Question

When I started with Windsor I thought DI would be simple. Now it's causing me more and more confusion.

A repository strikes me as a class with a singleton lifecycle. I should have a single instance of a FooRepository to load and save Foos to the database during the application's lifetime.

However, each repository holds a reference to a UnitOfWork, which does the dirty checking, works with the database etc. The UnitOfWork has a lifecycle of PerWebRequest - it makes no sense at all for the UnitOfWork to be a singleton, as a singleton instance could (for example) flush the changes made by several user sessions at the same time.

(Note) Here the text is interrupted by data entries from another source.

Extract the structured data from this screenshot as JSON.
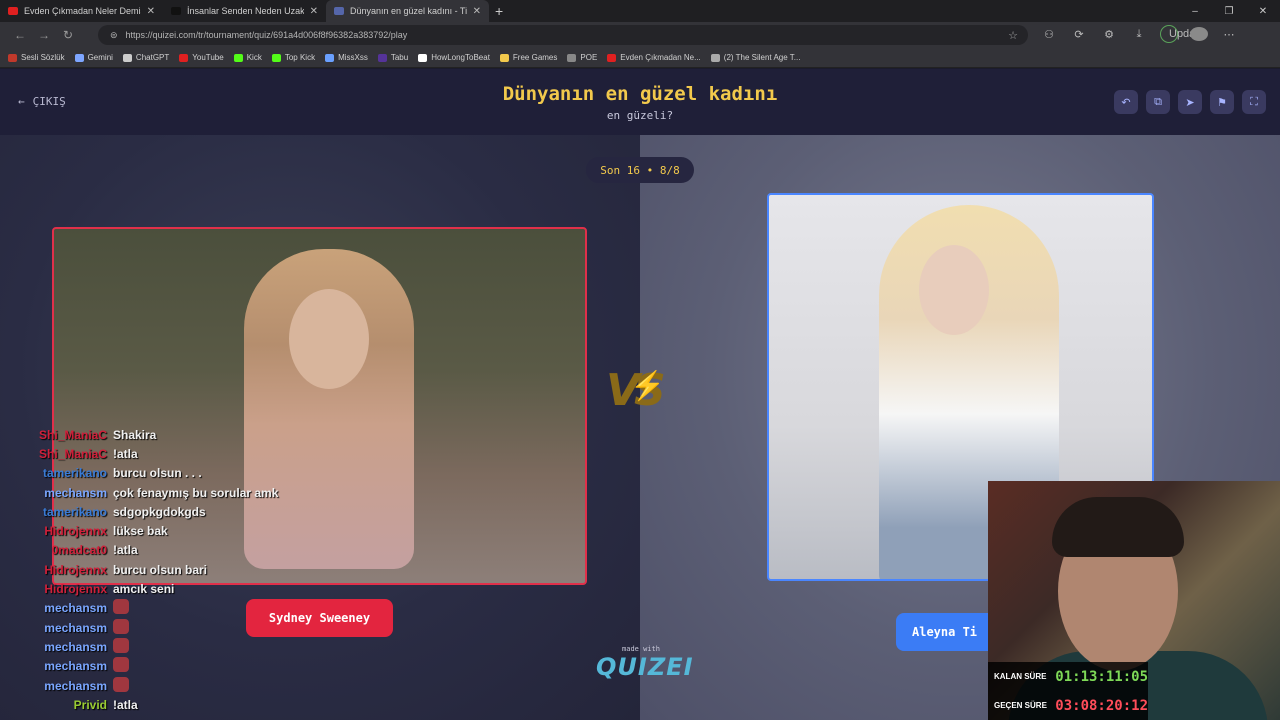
{
  "browser": {
    "tabs": [
      {
        "title": "Evden Çıkmadan Neler Demişim !",
        "icon_color": "#e02020",
        "active": false
      },
      {
        "title": "İnsanlar Senden Neden Uzaklaşıy",
        "icon_color": "#111111",
        "active": false
      },
      {
        "title": "Dünyanın en güzel kadını - Tier Li",
        "icon_color": "#5566aa",
        "active": true
      }
    ],
    "new_tab": "+",
    "window_controls": [
      "–",
      "❐",
      "✕"
    ],
    "url": "https://quizei.com/tr/tournament/quiz/691a4d006f8f96382a383792/play",
    "update_label": "Update",
    "bookmarks": [
      {
        "label": "Sesli Sözlük",
        "color": "#c0392b"
      },
      {
        "label": "Gemini",
        "color": "#7ea6ff"
      },
      {
        "label": "ChatGPT",
        "color": "#cccccc"
      },
      {
        "label": "YouTube",
        "color": "#e02020"
      },
      {
        "label": "Kick",
        "color": "#53fc18"
      },
      {
        "label": "Top Kick",
        "color": "#53fc18"
      },
      {
        "label": "MissXss",
        "color": "#6aa0ff"
      },
      {
        "label": "Tabu",
        "color": "#553399"
      },
      {
        "label": "HowLongToBeat",
        "color": "#ffffff"
      },
      {
        "label": "Free Games",
        "color": "#f2c94c"
      },
      {
        "label": "POE",
        "color": "#888888"
      },
      {
        "label": "Evden Çıkmadan Ne...",
        "color": "#e02020"
      },
      {
        "label": "(2) The Silent Age T...",
        "color": "#aaaaaa"
      }
    ]
  },
  "header": {
    "back_label": "ÇIKIŞ",
    "title": "Dünyanın en güzel kadını",
    "subtitle": "en güzeli?",
    "buttons": [
      "undo-icon",
      "share-icon",
      "send-icon",
      "flag-icon",
      "fullscreen-icon"
    ]
  },
  "round": {
    "label": "Son 16 • 8/8"
  },
  "matchup": {
    "left_name": "Sydney Sweeney",
    "right_name": "Aleyna Ti",
    "vs_label": "VS"
  },
  "branding": {
    "made_with": "made with",
    "logo": "QUIZEI"
  },
  "chat": [
    {
      "user": "Shi_ManiaC",
      "text": "Shakira",
      "color": "#d0203a"
    },
    {
      "user": "Shi_ManiaC",
      "text": "!atla",
      "color": "#d0203a"
    },
    {
      "user": "tamerikano",
      "text": "burcu olsun . . .",
      "color": "#3a7bd5"
    },
    {
      "user": "mechansm",
      "text": "çok fenaymış bu sorular amk",
      "color": "#7aa6ff"
    },
    {
      "user": "tamerikano",
      "text": "sdgopkgdokgds",
      "color": "#3a7bd5"
    },
    {
      "user": "Hidrojennx",
      "text": "lükse bak",
      "color": "#d0203a"
    },
    {
      "user": "0madcat0",
      "text": "!atla",
      "color": "#d0203a"
    },
    {
      "user": "Hidrojennx",
      "text": "burcu olsun bari",
      "color": "#d0203a"
    },
    {
      "user": "Hidrojennx",
      "text": "amcık seni",
      "color": "#d0203a"
    },
    {
      "user": "mechansm",
      "text": "",
      "emote": true,
      "color": "#7aa6ff"
    },
    {
      "user": "mechansm",
      "text": "",
      "emote": true,
      "color": "#7aa6ff"
    },
    {
      "user": "mechansm",
      "text": "",
      "emote": true,
      "color": "#7aa6ff"
    },
    {
      "user": "mechansm",
      "text": "",
      "emote": true,
      "color": "#7aa6ff"
    },
    {
      "user": "mechansm",
      "text": "",
      "emote": true,
      "color": "#7aa6ff"
    },
    {
      "user": "Privid",
      "text": "!atla",
      "color": "#9acd32"
    }
  ],
  "timers": {
    "remaining_label": "KALAN SÜRE",
    "remaining_value": "01:13:11:05",
    "remaining_color": "#7ed957",
    "elapsed_label": "GEÇEN SÜRE",
    "elapsed_value": "03:08:20:12",
    "elapsed_color": "#ff4d5a"
  }
}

So then I have a singleton FooRepository holding a reference to a UnitOfWork, which at the end of the session gets disposed! I'm not even sure what effect that would have on the repository's behaviour, but it doesn't sound good.

Can anyone explain, in simple English (okay, maybe with some code), the appropriate way to manage the lifecycle of Repository and UnitOfWork classes in a web app?

Was it helpful?

Solution

Rule of thumb is - component should not depend on other components that will outlive it.

In other words, it's ok for transient to depend on singleton, or per-web-request component, but not the other way around.

The way I approach Repository - UoW scenario is my UoW is per web request, but repositories are stateless and transient.

OTHER TIPS

When you say repository, I assume you mean a repository which abstracts an Nhibernate session. If so, then it should never ever be singleton. If it is a singleton, then multiple request threads will trample over one another's session. I personally have seen a few defects around this. Since Castle's default life cycle is singleton, if a developer forgets to explicitly mark a component's life cycle, bad things start happening.

It should ideally be per-request (following the unit of work concept). The only rider to this approach is that you have enable Asp.net compatibility mode in your application (if it's not Asp.net that is). The other way is to mark a repository transient. But the downside to this approach is that Castle will instantiate a new repository object every time a component needs it.